Although the firm is “pretty comfortable” at $3.2 billion, it will “probably raise an additional amount of money” for the vehicle that will hold investments for longer than its typical buyout funds, Carlyle co-chief executive David Rubenstein said on a first-quarter earnings call.

It has already raised $2 billion from a single investor.

The fund has a good pipeline of deals and will probably have completed four transactions by the end of the quarter. “We have closed on two transactions and have two more in the works. We feel that we have a pretty good pipeline. We’ve added a number of investment professionals to it,” Rubenstein said.

The fund has invested in a large portfolio of corporate jets and parts that are leased and owned, and formed a company that will make further acquisitions. It has also invested in a company called Content Partners that owns residuals on TV programmes and films. “Both these deals have the advantage of being very long-term assets,” Carlyle co-CEO William E Conway said.

Across its corporate private equity business, dry powder stood at $21 billion at the end of Q1, almost half of the $48 billion in total for the group’s carry funds.

Its private equity funds invested $3.3 billion over the quarter, comprising the bulk of the $3.9 billion invested across its carry funds, and far above its global market strategies and real assets funds.

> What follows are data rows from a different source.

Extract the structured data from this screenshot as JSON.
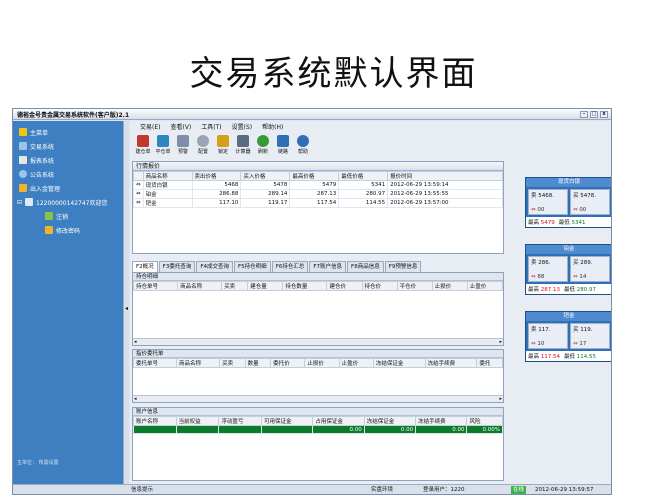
{
  "slide_title": "交易系统默认界面",
  "window": {
    "title": "德裕金号贵金属交易系统软件(客户版)2.1",
    "controls": [
      "-",
      "□",
      "x"
    ]
  },
  "sidebar": {
    "items": [
      {
        "label": "主菜单",
        "icon": "home-icon",
        "level": 1
      },
      {
        "label": "交易系统",
        "icon": "monitor-icon",
        "level": 1
      },
      {
        "label": "报表系统",
        "icon": "report-icon",
        "level": 1
      },
      {
        "label": "公告系统",
        "icon": "bell-icon",
        "level": 1
      },
      {
        "label": "出入金管理",
        "icon": "money-icon",
        "level": 1
      },
      {
        "label": "12200000142747欢迎您",
        "icon": "user-icon",
        "level": 2
      },
      {
        "label": "注销",
        "icon": "logout-icon",
        "level": 3
      },
      {
        "label": "修改密码",
        "icon": "key-icon",
        "level": 3
      }
    ],
    "footer": "主单位：    所需设置"
  },
  "menubar": [
    "交易(E)",
    "查看(V)",
    "工具(T)",
    "设置(S)",
    "帮助(H)"
  ],
  "toolbar": [
    {
      "label": "建仓单",
      "icon": "chart-bar-icon",
      "color": "#c0392b"
    },
    {
      "label": "平仓单",
      "icon": "chart-bar-icon",
      "color": "#2e86c1"
    },
    {
      "label": "预警",
      "icon": "warning-icon",
      "color": "#7d8fa8"
    },
    {
      "label": "配置",
      "icon": "gear-icon",
      "color": "#9aa6b8"
    },
    {
      "label": "锁定",
      "icon": "lock-icon",
      "color": "#d4a017"
    },
    {
      "label": "计算器",
      "icon": "calculator-icon",
      "color": "#5a6b82"
    },
    {
      "label": "刷新",
      "icon": "refresh-icon",
      "color": "#3a9a3a"
    },
    {
      "label": "链路",
      "icon": "link-icon",
      "color": "#2f6fb6"
    },
    {
      "label": "帮助",
      "icon": "help-icon",
      "color": "#2f6fb6"
    }
  ],
  "quotes_panel": {
    "title": "行情报价",
    "columns": [
      "商品名称",
      "卖出价格",
      "买入价格",
      "最高价格",
      "最低价格",
      "报价时间"
    ],
    "rows": [
      {
        "name": "现货白银",
        "sell": "5468",
        "buy": "5478",
        "high": "5479",
        "low": "5341",
        "time": "2012-06-29 13:59:14"
      },
      {
        "name": "铂金",
        "sell": "286.88",
        "buy": "289.14",
        "high": "287.13",
        "low": "280.97",
        "time": "2012-06-29 13:55:55"
      },
      {
        "name": "钯金",
        "sell": "117.10",
        "buy": "119.17",
        "high": "117.54",
        "low": "114.55",
        "time": "2012-06-29 13:57:00"
      }
    ]
  },
  "tabs": [
    "F2概况",
    "F3委托查询",
    "F4成交查询",
    "F5持仓明细",
    "F6持仓汇总",
    "F7账户信息",
    "F8商品信息",
    "F9预警信息"
  ],
  "positions": {
    "title": "持仓明细",
    "columns": [
      "持仓单号",
      "商品名称",
      "买卖",
      "建仓量",
      "持仓数量",
      "建仓价",
      "持仓价",
      "平仓价",
      "止损价",
      "止盈价"
    ]
  },
  "orders": {
    "title": "指价委托单",
    "columns": [
      "委托单号",
      "商品名称",
      "买卖",
      "数量",
      "委托价",
      "止损价",
      "止盈价",
      "冻结保证金",
      "冻结手续费",
      "委托"
    ]
  },
  "account": {
    "title": "账户信息",
    "columns": [
      "账户名称",
      "当前权益",
      "浮动盈亏",
      "可用保证金",
      "占用保证金",
      "冻结保证金",
      "冻结手续费",
      "风险"
    ],
    "row": [
      "",
      "",
      "",
      "",
      "0.00",
      "0.00",
      "0.00",
      "0.00%"
    ]
  },
  "quote_cards": [
    {
      "title": "现货白银",
      "sell_label": "卖",
      "sell": "5468.",
      "buy_label": "买",
      "buy": "5478.",
      "sell_sub": "00",
      "buy_sub": "00",
      "high_label": "最高",
      "high": "5479",
      "low_label": "最低",
      "low": "5341"
    },
    {
      "title": "铂金",
      "sell_label": "卖",
      "sell": "286.",
      "buy_label": "买",
      "buy": "289.",
      "sell_sub": "88",
      "buy_sub": "14",
      "high_label": "最高",
      "high": "287.13",
      "low_label": "最低",
      "low": "280.97"
    },
    {
      "title": "钯金",
      "sell_label": "卖",
      "sell": "117.",
      "buy_label": "买",
      "buy": "119.",
      "sell_sub": "10",
      "buy_sub": "17",
      "high_label": "最高",
      "high": "117.54",
      "low_label": "最低",
      "low": "114.55"
    }
  ],
  "statusbar": {
    "left": "信息提示",
    "center": "实盘环境",
    "user": "登录用户：1220",
    "online": "在线",
    "datetime": "2012-06-29 13:59:57"
  }
}
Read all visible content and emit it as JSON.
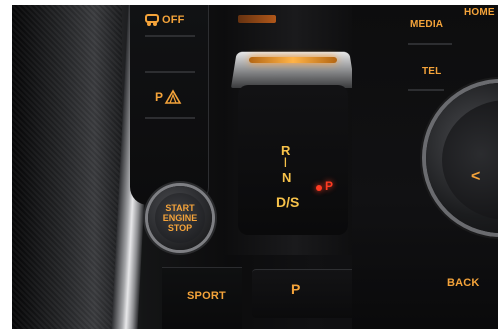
{
  "controls": {
    "off_label": "OFF",
    "park_assist_label": "P",
    "start_lines": [
      "START",
      "ENGINE",
      "STOP"
    ],
    "sport_label": "SPORT",
    "gear_r": "R",
    "gear_n": "N",
    "gear_ds": "D/S",
    "gear_p": "P",
    "park_button_label": "P",
    "media_label": "MEDIA",
    "home_label": "HOME",
    "tel_label": "TEL",
    "back_label": "BACK",
    "knob_arrow": "<"
  },
  "colors": {
    "label_amber": "#f4a33a",
    "park_red": "#ff3b22"
  },
  "icons": [
    "traction-off-icon",
    "park-assist-icon",
    "chevron-left-icon"
  ]
}
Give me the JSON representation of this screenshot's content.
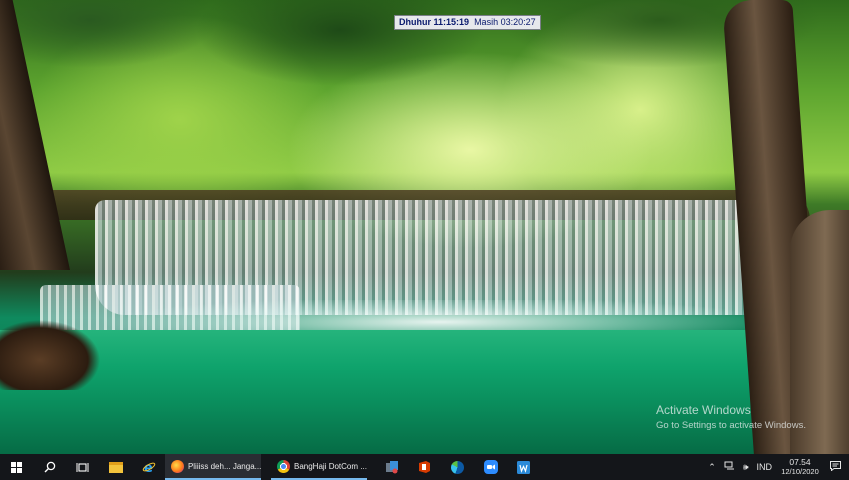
{
  "prayer_widget": {
    "name": "Dhuhur",
    "time": "11:15:19",
    "remaining_label": "Masih",
    "remaining": "03:20:27"
  },
  "watermark": {
    "title": "Activate Windows",
    "subtitle": "Go to Settings to activate Windows."
  },
  "taskbar": {
    "apps": [
      {
        "icon": "firefox-icon",
        "label": "Pliiiss deh... Janga..."
      },
      {
        "icon": "chrome-icon",
        "label": "BangHaji DotCom ..."
      }
    ],
    "pinned_icons": [
      "start-icon",
      "search-icon",
      "task-view-icon",
      "file-explorer-icon",
      "internet-explorer-icon",
      "firefox-icon",
      "chrome-icon",
      "app-icon",
      "office-icon",
      "edge-icon",
      "zoom-icon",
      "word-icon"
    ],
    "tray": {
      "language": "IND",
      "time": "07.54",
      "date": "12/10/2020"
    }
  },
  "colors": {
    "taskbar": "#14161a",
    "accent_underline": "#76b9ed",
    "widget_text": "#0a1a6e"
  }
}
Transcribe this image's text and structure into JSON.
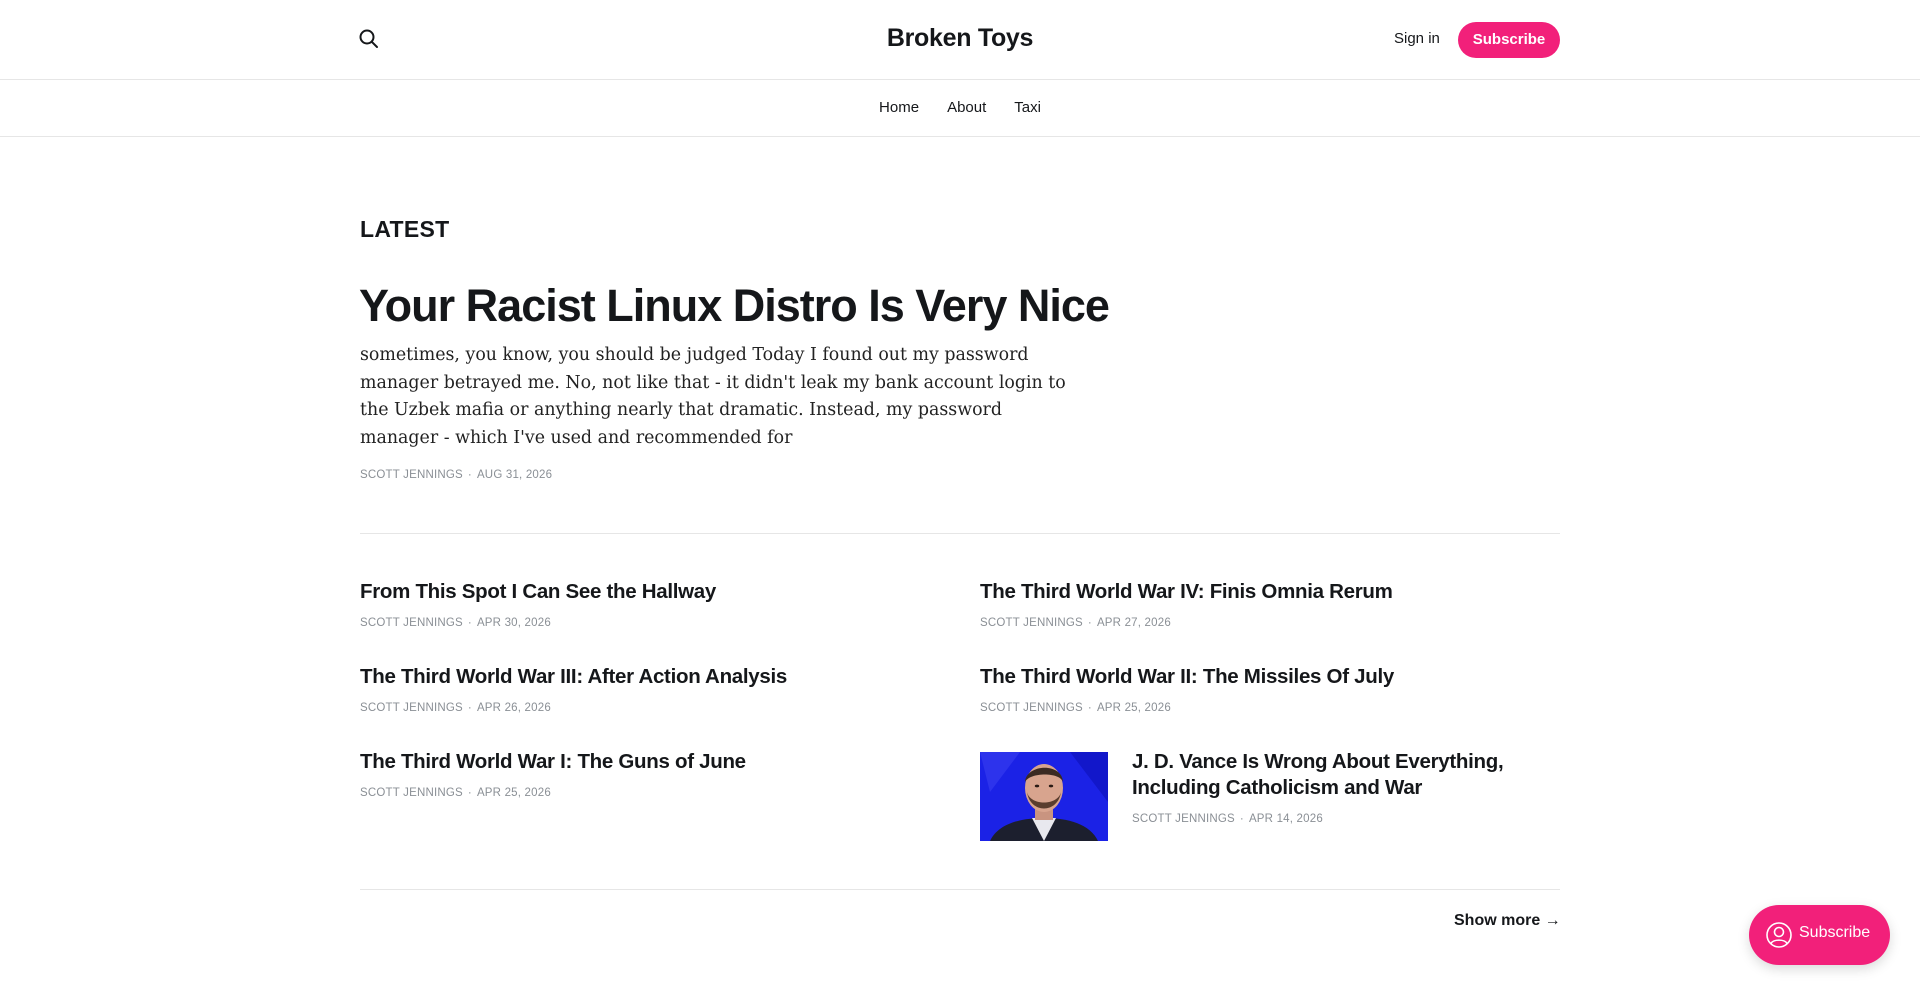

Its private equity funds also realised $2.3 billion of proceeds, including £700 million ($1 billion; €900 million) from the divestment of its stake in the UK roadside assistance company the Royal Automobile Club, which it sold to CVC Capital Partners. CVC acquired the business through its CVC Strategic Opportunities fund that also invests over the longer term.

The Carlyle Group’s buyout funds generated $1.1 billion in net performance fees in the first quarter, outstripping its other growth capital, real assets and global market strategies carry funds, according to its earnings report. In total, the private equity giant generated $1.3 billion of performance fees.

Its total private equity assets under management stood at $61.1 billion at the end of Q1 down 5 percent over the last 12 months.